The Ask (AI) page is an ask box plus a trust-cued answer: the root cause with a confidence badge, a provenance line (which model answered, how many signals it used), findings with citation chips that jump to the underlying evidence, and a thumbs-up/down feedback control. When the evidence doesn't support a conclusion, it says so plainly instead of inventing one.

API

POST /v1/ai/ask — body {question, subject?} → a cited Answer. Requires the ai.query permission; the evidence is then further scoped per plane by the caller's read permissions, so two users with different RBAC can ask the same question and correctly get differently-grounded answers.
POST /v1/ai/feedback — body {answer_id, rating: up|down, comment?} → 204. Also requires ai.query. Stored tenant-scoped (row-level security) and audited.

Both actions are written to the tenant's tamper-evident audit log as ai.ask and ai.feedback (they are data-access actions).

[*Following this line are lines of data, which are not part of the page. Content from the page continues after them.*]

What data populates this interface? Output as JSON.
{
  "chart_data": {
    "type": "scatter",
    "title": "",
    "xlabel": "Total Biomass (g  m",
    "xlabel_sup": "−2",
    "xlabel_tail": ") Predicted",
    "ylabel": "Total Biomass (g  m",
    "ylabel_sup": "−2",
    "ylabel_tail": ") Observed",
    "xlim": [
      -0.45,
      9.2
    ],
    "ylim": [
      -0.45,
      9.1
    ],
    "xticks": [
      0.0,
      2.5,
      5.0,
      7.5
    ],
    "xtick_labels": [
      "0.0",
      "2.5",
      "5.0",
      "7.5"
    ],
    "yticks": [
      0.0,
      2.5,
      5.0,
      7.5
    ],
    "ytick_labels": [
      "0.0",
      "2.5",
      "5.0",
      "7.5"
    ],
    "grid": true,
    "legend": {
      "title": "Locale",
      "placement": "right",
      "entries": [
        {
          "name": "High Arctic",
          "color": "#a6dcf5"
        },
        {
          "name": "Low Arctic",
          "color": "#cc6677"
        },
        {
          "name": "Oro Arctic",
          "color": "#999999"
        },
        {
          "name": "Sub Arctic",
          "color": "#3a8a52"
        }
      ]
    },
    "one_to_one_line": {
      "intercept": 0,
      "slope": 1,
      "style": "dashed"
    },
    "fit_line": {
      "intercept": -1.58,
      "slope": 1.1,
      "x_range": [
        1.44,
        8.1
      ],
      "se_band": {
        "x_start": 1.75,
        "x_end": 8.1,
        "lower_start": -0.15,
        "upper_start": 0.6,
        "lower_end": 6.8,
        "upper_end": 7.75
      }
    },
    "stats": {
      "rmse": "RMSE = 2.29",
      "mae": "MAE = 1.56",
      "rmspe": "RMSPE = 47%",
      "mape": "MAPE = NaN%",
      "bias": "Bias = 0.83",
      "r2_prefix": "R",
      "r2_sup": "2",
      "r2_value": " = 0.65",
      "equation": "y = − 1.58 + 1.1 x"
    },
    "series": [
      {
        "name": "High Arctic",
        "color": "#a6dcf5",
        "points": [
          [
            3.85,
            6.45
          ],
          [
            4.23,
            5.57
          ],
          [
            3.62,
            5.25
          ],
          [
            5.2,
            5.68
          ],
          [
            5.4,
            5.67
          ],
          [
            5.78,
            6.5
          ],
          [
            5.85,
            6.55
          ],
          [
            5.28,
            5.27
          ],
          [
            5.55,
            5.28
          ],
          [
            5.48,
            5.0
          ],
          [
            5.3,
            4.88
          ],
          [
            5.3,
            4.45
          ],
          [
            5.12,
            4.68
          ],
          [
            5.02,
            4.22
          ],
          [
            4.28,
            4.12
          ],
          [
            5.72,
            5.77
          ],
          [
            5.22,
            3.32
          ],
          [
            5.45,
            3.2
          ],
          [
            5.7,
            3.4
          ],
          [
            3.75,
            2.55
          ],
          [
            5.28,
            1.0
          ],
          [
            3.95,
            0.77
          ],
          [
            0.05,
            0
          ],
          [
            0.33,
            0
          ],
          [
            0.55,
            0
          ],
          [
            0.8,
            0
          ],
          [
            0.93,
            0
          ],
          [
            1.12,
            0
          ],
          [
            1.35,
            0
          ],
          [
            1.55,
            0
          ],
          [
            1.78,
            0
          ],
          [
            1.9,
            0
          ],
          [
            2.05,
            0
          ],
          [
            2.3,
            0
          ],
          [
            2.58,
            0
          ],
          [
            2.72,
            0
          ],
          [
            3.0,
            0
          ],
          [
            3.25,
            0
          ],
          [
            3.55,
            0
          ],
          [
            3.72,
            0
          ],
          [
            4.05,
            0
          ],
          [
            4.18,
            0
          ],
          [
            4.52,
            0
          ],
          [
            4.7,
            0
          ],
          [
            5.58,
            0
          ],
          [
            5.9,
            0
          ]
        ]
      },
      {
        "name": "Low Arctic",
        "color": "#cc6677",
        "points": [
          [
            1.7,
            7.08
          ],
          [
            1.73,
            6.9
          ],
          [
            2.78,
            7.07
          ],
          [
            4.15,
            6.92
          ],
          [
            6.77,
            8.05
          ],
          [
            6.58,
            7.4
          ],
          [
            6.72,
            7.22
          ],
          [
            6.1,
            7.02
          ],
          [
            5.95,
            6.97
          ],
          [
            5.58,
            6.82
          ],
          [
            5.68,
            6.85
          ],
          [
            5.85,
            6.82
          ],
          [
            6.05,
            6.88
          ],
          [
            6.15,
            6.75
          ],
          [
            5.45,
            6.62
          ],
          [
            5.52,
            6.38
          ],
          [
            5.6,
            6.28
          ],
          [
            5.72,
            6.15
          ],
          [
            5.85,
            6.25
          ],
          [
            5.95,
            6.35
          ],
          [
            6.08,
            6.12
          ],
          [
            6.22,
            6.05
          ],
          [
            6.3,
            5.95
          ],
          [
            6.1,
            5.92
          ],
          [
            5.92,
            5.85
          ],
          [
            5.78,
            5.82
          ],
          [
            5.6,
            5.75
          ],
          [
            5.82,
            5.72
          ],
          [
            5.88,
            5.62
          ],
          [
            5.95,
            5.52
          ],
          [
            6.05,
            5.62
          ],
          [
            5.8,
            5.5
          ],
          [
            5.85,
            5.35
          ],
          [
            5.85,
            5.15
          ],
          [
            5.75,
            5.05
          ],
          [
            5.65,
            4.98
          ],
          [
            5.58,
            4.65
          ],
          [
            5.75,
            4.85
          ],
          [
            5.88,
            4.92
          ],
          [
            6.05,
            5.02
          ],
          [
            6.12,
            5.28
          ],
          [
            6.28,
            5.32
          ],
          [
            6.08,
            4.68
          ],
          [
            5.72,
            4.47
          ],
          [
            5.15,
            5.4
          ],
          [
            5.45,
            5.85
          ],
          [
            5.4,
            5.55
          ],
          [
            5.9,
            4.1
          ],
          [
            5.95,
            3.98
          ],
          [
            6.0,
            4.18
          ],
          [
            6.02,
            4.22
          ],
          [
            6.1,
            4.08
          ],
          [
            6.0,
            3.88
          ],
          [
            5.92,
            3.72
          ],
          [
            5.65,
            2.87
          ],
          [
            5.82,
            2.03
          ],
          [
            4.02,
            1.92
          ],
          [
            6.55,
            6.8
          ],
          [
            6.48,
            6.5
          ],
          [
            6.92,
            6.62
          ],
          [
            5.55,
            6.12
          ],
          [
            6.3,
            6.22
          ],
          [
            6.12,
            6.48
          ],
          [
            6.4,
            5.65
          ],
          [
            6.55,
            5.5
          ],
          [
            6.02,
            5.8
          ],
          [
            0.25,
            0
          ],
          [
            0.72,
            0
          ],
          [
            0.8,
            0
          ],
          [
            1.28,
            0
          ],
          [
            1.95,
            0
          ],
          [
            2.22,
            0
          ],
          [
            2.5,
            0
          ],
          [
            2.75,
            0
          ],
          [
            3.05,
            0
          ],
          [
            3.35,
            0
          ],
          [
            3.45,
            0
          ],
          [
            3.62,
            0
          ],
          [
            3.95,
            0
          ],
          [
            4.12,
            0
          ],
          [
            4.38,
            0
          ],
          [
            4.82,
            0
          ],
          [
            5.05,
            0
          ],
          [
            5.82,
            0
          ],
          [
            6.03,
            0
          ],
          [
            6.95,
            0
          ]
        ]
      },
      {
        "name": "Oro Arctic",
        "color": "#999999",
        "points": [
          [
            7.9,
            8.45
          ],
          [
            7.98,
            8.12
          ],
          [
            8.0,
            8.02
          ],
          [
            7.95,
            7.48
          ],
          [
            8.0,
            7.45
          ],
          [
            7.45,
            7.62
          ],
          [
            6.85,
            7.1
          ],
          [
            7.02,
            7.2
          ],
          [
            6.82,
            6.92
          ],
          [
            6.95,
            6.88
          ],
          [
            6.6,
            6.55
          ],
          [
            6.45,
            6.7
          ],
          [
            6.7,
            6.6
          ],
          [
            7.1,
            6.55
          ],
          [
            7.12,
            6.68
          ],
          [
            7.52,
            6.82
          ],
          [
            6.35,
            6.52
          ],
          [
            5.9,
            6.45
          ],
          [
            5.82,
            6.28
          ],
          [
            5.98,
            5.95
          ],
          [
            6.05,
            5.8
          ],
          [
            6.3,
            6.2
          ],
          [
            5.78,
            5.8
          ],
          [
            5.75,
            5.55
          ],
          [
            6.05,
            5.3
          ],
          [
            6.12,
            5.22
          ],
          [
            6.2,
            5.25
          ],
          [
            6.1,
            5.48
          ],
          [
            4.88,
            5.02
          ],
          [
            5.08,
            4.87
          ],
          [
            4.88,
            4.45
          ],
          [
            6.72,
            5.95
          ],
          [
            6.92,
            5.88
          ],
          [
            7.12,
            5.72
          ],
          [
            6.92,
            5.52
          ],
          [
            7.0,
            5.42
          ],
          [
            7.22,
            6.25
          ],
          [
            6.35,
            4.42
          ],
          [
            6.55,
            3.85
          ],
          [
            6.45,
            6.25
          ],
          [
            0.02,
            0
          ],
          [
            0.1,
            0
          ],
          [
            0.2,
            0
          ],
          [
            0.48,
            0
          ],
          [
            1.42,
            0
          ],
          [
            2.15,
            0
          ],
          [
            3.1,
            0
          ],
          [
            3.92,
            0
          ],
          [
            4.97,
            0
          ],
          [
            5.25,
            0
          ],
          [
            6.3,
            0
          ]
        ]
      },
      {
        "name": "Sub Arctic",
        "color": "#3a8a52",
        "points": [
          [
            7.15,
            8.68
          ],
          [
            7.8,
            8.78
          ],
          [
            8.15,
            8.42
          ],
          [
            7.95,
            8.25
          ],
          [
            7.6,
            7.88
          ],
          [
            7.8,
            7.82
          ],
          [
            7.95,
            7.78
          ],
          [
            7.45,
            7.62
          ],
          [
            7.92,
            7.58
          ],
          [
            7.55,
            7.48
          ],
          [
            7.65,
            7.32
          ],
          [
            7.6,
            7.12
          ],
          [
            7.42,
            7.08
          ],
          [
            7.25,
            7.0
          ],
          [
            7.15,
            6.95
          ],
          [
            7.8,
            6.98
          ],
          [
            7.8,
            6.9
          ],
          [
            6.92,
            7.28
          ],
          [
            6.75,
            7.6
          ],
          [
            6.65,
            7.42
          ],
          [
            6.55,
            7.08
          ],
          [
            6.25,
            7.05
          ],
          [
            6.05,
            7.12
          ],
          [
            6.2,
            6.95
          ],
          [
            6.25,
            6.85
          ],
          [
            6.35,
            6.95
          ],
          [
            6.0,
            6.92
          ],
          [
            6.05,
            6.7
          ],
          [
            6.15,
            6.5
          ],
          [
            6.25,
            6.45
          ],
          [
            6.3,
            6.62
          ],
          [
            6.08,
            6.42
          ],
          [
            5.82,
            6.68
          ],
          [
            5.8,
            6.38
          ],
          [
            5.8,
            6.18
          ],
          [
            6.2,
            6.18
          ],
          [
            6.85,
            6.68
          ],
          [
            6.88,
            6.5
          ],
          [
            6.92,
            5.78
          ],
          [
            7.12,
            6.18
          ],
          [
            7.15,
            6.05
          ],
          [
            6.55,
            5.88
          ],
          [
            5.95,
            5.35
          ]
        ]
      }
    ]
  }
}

RCA is also rate-limited two ways: a process-wide concurrency backstop returns 429 (so a burst can't exhaust the control plane) and the per-tenant fairness budget wraps the whole analysis (docs/fairness.md).

For reproducibility (or a dispute about "what did the AI tell us that day?"), PROBECTL_AI_PERSIST_ANSWERS (default false) stores each full cited answer tenant-scoped, together with the model name and a hash of the AI configuration that produced it, pruned past PROBECTL_AI_ANSWER_RETENTION (default 90 days). Persistence is best-effort and never blocks or alters the answer.

What it deliberately does not do

It does not let the model touch the network or take actions. No tools, no agentic loop. Remediation is a separate, human-gated, proposal-only path (docs/remediation.md).
It does not trust the model for isolation or truth. Tenant + RBAC are enforced before the model sees anything; citation integrity is checked after. Swapping models cannot weaken either guarantee.
It does not phone home by default. The default engine is fully local; any remote model is opt-in and gated (docs/ai-egress.md).